I am working with voxel volumes which are addressed using spherical coordinates. That is, I operate on voxel elements $V(r, \theta, \phi)$ where $r$ is range, $\theta$ is the azimuth, and $\phi$ is the inclination. I am however running into issues with the fact that the angular ranges wrap around.
To make the problem a bit easier to follow, let's look at only the azimuth. The azimuth $\theta$ is defined to lie on the interval $\theta \in [-\pi, \pi]$ and wraps around such that $\theta + 2\pi = \theta$. I now want to map any azimuth value to a voxel index, which is the same as gridding the data.
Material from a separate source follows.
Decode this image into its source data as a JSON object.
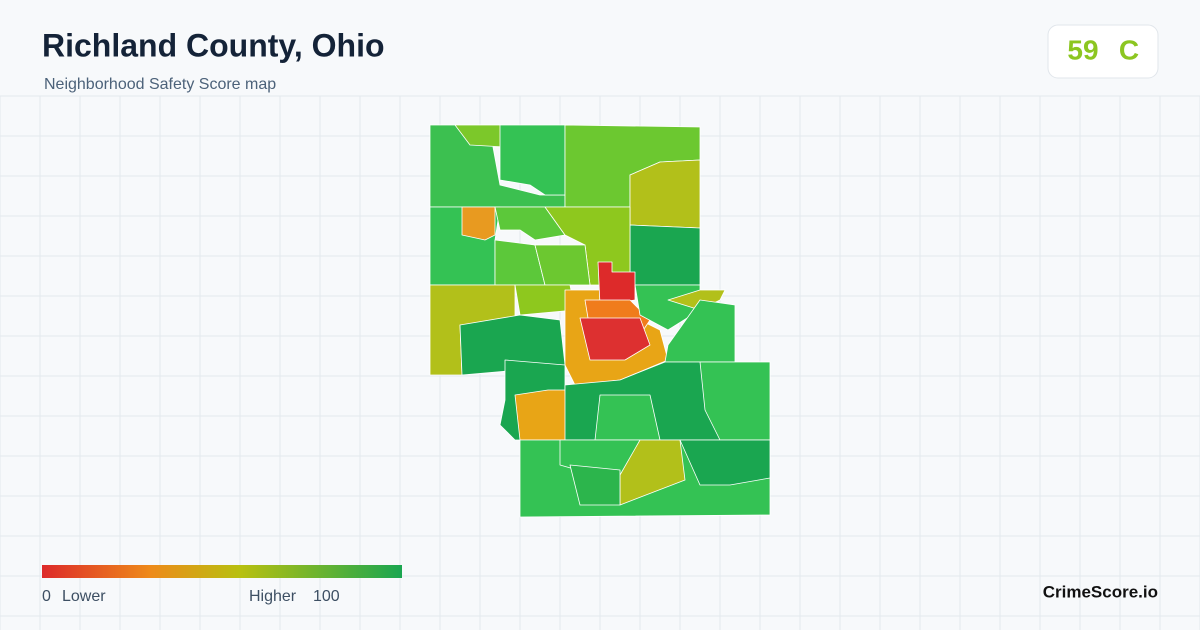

My current implementation is to simply map this as
$$ i(\theta) = v_n \cdot \left\lfloor \frac{\theta - \theta_0}{v_s} \right\rfloor $$
where $v_n$ is the number of voxels (grid points), $\theta_0$ is the origin such that $i(\theta_0) = 0$, and $v_s$ is the voxel scale (grid size).
This works, but gives a lot of empty voxels in case the data is defined near $\pm \pi$. For example, if my data range is $\theta \in [-\pi, -\pi + a] \cup [\pi-b, \pi]$ (the same as $[\pi - a, \pi + b]$ before wrapping) then the angular range is $a + b$, but I would have to have voxels created for the entire $2 \pi$ range.
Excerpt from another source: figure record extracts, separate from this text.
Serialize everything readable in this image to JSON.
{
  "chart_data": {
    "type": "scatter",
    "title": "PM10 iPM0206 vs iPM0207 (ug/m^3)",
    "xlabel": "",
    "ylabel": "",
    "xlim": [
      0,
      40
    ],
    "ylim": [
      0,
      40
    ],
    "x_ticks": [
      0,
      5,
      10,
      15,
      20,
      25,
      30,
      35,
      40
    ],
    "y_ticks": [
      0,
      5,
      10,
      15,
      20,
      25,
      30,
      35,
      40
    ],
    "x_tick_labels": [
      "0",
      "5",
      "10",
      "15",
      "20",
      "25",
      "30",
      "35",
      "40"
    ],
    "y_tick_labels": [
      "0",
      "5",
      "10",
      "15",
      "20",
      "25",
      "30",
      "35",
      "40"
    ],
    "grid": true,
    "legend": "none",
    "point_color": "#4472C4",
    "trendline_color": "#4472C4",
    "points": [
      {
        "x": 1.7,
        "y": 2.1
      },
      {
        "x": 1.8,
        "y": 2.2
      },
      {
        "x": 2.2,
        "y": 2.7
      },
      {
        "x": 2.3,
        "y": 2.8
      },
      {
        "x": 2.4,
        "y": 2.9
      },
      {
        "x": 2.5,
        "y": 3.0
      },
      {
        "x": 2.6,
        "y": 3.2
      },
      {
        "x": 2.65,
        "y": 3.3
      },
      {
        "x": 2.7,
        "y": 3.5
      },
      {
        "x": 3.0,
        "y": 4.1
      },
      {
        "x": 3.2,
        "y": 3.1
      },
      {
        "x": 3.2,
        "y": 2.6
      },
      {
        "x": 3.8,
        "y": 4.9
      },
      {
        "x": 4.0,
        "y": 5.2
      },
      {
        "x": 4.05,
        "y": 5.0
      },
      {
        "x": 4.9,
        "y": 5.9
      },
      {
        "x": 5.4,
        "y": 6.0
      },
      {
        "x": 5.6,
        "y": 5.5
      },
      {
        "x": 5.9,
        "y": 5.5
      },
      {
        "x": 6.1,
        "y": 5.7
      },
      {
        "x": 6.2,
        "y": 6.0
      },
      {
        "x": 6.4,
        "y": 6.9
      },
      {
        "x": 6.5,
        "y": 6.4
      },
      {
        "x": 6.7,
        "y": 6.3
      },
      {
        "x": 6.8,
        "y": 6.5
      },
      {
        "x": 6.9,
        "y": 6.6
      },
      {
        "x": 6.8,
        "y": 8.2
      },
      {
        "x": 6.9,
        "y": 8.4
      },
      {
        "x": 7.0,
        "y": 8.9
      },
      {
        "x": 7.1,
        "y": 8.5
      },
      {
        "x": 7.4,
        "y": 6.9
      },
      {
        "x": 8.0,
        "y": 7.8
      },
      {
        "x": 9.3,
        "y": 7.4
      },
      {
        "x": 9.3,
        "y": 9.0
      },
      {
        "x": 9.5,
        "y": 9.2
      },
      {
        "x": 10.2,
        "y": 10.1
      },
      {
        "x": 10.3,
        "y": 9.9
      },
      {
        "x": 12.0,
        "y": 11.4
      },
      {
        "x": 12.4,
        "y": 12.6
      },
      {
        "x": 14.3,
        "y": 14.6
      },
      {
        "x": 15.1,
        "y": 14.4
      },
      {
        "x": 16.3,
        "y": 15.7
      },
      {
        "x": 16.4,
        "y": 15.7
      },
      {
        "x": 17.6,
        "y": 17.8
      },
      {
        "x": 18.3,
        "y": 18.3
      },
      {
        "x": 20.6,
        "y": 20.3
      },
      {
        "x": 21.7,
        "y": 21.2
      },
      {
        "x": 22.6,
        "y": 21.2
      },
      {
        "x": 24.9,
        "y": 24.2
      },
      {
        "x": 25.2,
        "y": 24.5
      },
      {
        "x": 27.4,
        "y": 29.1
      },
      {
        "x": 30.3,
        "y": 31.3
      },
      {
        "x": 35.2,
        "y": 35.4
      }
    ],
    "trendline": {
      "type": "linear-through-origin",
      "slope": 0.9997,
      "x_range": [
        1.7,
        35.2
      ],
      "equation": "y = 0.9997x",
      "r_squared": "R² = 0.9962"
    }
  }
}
So my question is how do I best define the mapping between an azimuth angle and its corresponding voxel index?, with the constraints that
- I use as few voxels as possible for the data
- The mapping is invertible so that I can get the spherical coordinate of the voxel center, given its index ($\theta_c(i) = \ldots$)
My only attempt so far is to detect whether the data is best represented by an azimuth range of $[-\pi, \pi]$ or $[0, 2\pi]$, and use two different mappings. But this seems error prone and inelegant.